多良崎城の戦い(二)
千葉重胤は唯一の旗本で譜代家臣である東金政辰に命じて戦の準備をさせた。もとより攻められる事を予想して兵糧の蓄えや郭の整備など準備を進めていた。その為、雑兵達を集め、幾つかの小隊に分け配置する。多良崎城には鉄砲は五百ある。城の規模から言えば所持している方であるが、決して多いとは言えない。そして重胤は鉄砲を用いた戦は不得手の方であった。
重胤は鉄砲嫌いなのではない。ただ有効な使い方が分からないのである。主君が鉄砲が不得手ということもあり家臣の東金政辰は足繁く鳥居成次の元に通い鉄砲の扱いにつて教示を受けていた。
「政辰。その方に鉄砲隊五百全てを預ける。厳しい戦となろうが頼むぞ」
「はっ。命をかけて務めまする」
政辰は重胤と相談の上で三の郭には鉄砲隊を配置せずに、全て二の郭に配置した。全ての兵の配置が終わり、政辰は重胤に準備が整った事を告げに行く。
「うむ。御苦労。そなたに一つ聞きたい。こ度の戦の采配はお主以外にできるの者はおらぬ。そなたは三の郭に弓隊二百を置いた。しかし向こうてくるは四千と聞く。すぐに郭を取られてしまうのではないかと思うのだが? 」
重胤は政辰に問う。重胤は己の事を評価していない。「落ちぶれた名家」と己を貶めて見ているのである。そのために政辰任せの事が、内政面でも多かった。
そんな重胤を政辰は
(殿は自信さえ持てれば、良い武将であるのに。儂が支え、いつか殿が自信を、誇りを持てるように気張らねばならぬ)
と思っていた。
「殿。某が愚考いたしまするに、我が兵、千余りでは各所に散らばっておっても個別に撃破されてしまうのではないかと……。そこで三の郭はいわば半ば捨てて、二の郭から守りを固めてはいかがと思ったのでございます。殿はいかが思われますでしょうか」
「ふむ。なるほどの。しかし明け透けに三の郭に攻め込ませてもよいのかのぅ。儂は何としてもこの城を守らねばならぬのじゃ。三の郭でも一工夫、必要ではないか?」
普段は政辰の言う事に口を挟む事はない。それが今回は積極的だ。それだけ危機感を持っていると言う事である。

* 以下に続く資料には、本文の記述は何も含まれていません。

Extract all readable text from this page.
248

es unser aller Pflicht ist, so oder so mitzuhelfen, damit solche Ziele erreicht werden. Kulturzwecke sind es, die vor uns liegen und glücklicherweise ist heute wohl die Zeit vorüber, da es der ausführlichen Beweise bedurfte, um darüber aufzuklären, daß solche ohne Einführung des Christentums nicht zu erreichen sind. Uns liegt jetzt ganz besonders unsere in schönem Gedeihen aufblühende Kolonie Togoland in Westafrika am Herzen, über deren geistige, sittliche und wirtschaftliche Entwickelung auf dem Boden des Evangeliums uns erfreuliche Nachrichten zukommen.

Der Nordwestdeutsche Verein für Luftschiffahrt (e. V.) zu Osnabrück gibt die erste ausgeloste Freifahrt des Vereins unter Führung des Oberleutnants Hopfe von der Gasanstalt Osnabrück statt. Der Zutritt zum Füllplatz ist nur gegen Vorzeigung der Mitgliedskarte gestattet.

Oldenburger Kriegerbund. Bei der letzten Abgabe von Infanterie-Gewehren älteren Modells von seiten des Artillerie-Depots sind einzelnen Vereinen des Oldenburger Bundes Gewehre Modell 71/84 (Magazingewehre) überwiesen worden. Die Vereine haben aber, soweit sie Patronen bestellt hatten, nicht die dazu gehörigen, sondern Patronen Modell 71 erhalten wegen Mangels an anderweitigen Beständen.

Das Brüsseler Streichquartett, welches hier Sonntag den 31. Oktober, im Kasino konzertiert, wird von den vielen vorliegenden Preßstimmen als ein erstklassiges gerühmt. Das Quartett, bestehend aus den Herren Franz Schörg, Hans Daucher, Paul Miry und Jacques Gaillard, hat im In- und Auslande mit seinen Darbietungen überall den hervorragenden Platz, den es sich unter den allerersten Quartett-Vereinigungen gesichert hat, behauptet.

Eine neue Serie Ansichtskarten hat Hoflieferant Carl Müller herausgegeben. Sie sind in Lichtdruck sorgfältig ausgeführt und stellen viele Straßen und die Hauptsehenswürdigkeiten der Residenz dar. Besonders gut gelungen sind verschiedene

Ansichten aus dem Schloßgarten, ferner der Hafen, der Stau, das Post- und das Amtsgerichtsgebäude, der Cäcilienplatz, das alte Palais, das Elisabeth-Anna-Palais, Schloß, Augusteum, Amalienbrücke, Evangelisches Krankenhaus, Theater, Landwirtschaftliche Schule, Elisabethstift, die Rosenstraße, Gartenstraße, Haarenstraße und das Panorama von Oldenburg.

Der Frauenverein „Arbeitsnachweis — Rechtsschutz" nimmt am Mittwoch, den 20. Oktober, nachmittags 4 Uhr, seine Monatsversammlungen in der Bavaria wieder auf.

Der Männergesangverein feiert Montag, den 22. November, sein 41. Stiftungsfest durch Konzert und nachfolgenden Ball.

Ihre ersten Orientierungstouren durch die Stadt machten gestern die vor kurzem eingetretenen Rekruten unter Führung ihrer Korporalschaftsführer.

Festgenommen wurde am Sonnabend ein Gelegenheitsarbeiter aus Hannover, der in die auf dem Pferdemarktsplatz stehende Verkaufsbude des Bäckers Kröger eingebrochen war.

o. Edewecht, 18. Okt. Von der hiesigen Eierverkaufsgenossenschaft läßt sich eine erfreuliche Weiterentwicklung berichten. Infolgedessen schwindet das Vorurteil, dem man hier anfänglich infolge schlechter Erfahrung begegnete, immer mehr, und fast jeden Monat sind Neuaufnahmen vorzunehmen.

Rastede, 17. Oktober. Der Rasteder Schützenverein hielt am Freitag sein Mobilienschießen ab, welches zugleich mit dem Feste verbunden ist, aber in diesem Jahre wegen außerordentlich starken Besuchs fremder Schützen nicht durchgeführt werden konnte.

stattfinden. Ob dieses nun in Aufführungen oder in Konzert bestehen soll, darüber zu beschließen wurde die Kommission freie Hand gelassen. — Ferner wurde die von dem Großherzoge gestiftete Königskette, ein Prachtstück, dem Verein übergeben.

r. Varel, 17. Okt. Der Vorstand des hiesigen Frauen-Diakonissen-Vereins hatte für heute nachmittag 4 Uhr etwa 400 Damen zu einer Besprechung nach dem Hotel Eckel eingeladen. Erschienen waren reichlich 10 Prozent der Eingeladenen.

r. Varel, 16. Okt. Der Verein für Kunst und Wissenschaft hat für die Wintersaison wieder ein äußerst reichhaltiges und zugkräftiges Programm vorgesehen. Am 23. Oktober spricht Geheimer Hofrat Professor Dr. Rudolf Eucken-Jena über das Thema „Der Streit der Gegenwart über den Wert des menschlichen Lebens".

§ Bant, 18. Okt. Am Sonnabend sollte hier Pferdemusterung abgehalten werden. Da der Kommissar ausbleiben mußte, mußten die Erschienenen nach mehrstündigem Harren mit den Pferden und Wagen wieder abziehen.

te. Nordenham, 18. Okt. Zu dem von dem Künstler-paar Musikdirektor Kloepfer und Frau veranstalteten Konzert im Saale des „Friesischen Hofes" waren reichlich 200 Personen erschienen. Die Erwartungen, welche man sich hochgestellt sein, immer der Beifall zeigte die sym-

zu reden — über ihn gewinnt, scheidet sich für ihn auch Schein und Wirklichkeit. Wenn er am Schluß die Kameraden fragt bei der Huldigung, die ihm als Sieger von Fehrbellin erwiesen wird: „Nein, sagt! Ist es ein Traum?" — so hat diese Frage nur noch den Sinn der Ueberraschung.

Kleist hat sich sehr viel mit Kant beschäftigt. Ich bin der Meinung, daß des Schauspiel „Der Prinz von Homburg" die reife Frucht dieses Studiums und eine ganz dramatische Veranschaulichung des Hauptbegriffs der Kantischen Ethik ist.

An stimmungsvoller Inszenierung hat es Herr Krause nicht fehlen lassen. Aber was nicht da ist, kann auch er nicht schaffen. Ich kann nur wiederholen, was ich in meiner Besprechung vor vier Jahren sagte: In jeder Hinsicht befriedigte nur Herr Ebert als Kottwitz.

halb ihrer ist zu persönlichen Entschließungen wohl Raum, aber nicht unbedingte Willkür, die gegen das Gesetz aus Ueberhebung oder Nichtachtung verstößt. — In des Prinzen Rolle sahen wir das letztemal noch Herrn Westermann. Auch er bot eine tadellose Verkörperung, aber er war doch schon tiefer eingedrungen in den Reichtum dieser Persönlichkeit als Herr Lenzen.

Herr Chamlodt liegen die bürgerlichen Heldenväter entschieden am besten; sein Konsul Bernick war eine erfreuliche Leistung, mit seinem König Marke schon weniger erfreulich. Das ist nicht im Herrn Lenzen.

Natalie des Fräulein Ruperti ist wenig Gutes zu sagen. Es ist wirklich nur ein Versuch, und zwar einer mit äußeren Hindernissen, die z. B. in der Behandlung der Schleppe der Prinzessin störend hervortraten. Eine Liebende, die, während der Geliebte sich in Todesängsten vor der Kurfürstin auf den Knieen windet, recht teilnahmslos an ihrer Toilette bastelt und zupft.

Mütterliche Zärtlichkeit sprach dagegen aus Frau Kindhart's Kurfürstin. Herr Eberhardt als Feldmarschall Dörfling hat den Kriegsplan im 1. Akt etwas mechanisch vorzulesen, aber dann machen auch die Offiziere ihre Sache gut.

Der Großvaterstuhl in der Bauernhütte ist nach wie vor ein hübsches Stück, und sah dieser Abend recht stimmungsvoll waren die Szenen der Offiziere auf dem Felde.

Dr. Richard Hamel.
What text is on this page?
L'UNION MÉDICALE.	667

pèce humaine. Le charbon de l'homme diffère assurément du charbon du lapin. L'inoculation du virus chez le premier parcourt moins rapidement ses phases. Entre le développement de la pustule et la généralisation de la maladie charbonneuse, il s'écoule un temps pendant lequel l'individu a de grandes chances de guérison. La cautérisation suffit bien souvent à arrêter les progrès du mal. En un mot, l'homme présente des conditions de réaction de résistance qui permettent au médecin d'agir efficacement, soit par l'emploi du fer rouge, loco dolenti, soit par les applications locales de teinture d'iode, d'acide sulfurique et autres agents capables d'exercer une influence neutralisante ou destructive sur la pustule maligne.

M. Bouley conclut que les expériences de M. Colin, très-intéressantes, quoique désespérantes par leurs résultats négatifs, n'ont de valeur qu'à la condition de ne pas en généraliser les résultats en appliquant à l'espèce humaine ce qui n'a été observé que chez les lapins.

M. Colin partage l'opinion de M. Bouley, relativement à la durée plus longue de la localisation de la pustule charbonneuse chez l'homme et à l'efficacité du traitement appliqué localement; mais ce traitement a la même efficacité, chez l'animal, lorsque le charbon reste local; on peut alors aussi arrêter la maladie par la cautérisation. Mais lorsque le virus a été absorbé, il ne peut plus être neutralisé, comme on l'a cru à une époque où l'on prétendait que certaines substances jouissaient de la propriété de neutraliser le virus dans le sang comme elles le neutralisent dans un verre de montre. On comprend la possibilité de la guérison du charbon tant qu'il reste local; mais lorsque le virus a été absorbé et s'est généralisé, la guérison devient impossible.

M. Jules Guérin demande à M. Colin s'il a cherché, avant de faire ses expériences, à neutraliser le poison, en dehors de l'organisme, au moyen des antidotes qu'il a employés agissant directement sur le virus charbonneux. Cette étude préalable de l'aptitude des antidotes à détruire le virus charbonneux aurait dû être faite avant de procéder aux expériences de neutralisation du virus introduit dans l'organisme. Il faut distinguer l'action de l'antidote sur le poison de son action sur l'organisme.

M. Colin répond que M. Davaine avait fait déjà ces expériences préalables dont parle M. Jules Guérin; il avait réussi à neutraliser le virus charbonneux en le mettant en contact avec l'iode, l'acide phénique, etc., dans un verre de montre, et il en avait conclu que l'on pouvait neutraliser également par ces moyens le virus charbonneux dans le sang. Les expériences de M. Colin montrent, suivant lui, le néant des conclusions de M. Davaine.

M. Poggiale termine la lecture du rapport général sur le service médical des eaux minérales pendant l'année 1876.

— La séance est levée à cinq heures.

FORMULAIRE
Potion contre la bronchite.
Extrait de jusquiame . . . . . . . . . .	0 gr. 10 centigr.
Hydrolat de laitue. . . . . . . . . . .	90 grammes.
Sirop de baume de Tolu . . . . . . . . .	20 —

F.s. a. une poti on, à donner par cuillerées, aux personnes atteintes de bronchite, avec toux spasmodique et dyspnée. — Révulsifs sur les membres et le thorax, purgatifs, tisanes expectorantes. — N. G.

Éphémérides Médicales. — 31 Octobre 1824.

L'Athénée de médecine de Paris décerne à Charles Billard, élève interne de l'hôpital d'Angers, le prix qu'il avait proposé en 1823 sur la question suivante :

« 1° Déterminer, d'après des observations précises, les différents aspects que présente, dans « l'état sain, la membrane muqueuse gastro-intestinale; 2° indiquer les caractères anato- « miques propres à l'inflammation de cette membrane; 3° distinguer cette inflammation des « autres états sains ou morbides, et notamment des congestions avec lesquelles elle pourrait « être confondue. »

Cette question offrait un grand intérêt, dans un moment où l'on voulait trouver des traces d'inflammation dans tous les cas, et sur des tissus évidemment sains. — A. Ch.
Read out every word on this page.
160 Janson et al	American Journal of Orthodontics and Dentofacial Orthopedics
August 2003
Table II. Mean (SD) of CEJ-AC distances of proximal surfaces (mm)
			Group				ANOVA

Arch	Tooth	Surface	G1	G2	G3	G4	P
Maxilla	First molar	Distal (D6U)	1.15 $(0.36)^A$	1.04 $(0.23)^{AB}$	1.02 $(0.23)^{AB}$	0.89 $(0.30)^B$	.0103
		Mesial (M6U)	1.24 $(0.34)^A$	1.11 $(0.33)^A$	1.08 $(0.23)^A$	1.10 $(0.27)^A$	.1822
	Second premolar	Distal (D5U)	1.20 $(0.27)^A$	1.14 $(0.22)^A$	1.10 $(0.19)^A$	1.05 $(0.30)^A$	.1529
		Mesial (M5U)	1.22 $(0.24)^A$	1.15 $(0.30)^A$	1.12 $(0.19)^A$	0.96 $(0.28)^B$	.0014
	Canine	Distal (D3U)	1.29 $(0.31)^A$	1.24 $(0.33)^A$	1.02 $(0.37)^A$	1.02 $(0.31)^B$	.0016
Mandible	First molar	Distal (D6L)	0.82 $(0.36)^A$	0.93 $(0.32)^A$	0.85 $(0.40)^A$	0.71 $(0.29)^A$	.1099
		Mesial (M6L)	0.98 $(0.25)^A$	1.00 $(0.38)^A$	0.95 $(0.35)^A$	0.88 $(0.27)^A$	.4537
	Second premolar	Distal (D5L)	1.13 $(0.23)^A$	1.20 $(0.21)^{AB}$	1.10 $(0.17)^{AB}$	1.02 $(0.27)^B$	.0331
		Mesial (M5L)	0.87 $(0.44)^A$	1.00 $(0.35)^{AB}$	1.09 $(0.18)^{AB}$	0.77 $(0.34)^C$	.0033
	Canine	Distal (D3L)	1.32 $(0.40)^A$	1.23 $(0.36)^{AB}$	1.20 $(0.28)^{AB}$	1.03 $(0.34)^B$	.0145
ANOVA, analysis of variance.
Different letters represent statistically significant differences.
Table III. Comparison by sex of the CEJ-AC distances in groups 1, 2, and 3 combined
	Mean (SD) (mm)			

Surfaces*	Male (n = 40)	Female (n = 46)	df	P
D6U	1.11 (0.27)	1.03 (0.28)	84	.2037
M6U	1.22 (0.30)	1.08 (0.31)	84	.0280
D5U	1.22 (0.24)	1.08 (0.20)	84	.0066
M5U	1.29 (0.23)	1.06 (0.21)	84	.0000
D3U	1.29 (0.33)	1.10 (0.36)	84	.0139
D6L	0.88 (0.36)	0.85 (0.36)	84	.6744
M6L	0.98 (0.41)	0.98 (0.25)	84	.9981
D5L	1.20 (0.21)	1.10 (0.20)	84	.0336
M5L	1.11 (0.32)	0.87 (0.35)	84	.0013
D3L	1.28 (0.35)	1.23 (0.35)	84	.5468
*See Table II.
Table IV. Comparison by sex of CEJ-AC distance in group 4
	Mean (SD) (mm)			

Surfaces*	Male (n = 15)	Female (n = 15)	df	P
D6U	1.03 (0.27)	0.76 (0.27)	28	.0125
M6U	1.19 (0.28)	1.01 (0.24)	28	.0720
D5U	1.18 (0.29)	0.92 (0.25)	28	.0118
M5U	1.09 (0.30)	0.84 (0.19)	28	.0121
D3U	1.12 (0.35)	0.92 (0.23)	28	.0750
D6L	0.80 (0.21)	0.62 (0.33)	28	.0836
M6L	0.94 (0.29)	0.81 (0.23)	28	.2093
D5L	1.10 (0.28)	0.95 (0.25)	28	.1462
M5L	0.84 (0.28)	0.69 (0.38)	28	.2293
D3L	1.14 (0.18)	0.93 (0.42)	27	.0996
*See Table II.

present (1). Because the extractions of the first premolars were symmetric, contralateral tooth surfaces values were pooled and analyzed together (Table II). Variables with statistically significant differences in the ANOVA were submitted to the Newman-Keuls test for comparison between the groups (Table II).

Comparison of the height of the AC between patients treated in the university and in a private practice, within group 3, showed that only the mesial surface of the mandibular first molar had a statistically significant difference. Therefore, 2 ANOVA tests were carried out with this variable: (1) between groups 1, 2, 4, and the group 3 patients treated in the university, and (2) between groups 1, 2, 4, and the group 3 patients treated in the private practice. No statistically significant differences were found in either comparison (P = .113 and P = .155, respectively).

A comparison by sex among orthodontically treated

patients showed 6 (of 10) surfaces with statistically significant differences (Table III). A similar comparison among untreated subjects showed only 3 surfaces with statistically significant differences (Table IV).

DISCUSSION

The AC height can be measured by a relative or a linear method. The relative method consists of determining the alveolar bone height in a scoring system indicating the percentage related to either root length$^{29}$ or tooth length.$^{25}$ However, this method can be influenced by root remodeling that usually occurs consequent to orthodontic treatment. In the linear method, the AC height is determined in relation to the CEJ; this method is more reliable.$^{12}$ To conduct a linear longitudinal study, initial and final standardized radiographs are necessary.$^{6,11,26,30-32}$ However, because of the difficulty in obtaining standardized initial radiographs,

二人で限られた時間の中で策を練っていた。その時、二人が談合している部屋の外から声をかける者がいた。
「失礼いたします。我が主より、この戦のお手伝いをするように命じられております。何とぞ、働き場をお与えくださいませ」
それは大塚賢介の使いとして来た曽谷時頼であった。重胤は時頼から知らせを受けた後、時頼に対し「御苦労であった。しばし控えの間で休まれよ」と言って下がらせていた。時頼は何か言いたそうにしていたが、時が迫っている事もあり、重胤はすぐさま政辰と談合し始めたのだ。それゆえ時頼も言いそびれていた。
「おお、これは忝い。それでは早速、こちらで話そうではないか」
そういって時頼を招き入れるのであった。時頼は大塚賢介の出張る戦には全て同行していた。また側廻りとして、賢介の加わる評定や各種談合にも同行することが多かった。
時頼は近場に居る配下の者に声をかけ六名ほどがこの戦に加わると言う。時頼は先程までの重胤と政辰の話を聞き、三の郭で一戦させてくれと願い出た。将の足りなかった重胤達はこれを嬉々として受け入れるのである。
「曽谷殿。ありがたき事でござる。弓兵二百をお預けする故、お願いたす。したが、大塚様のご厚意に報いるためにも、無理をしないでくだされよ。曽谷殿の身に何かあったら儂の顔が立たぬゆえな」
「はっ。お気遣いありがたく」
こうして、多良崎城に曽谷時頼とその配下六名が加わった。
中根城の鳥居成次は、すでに多良崎城へ向けて水戸より敵兵が迫っている知らせを受けている。すぐさま、援軍として、伊藤刑部長安を大将とした七百程の兵を差し向けていた。長安も多良崎城へ急ぐ。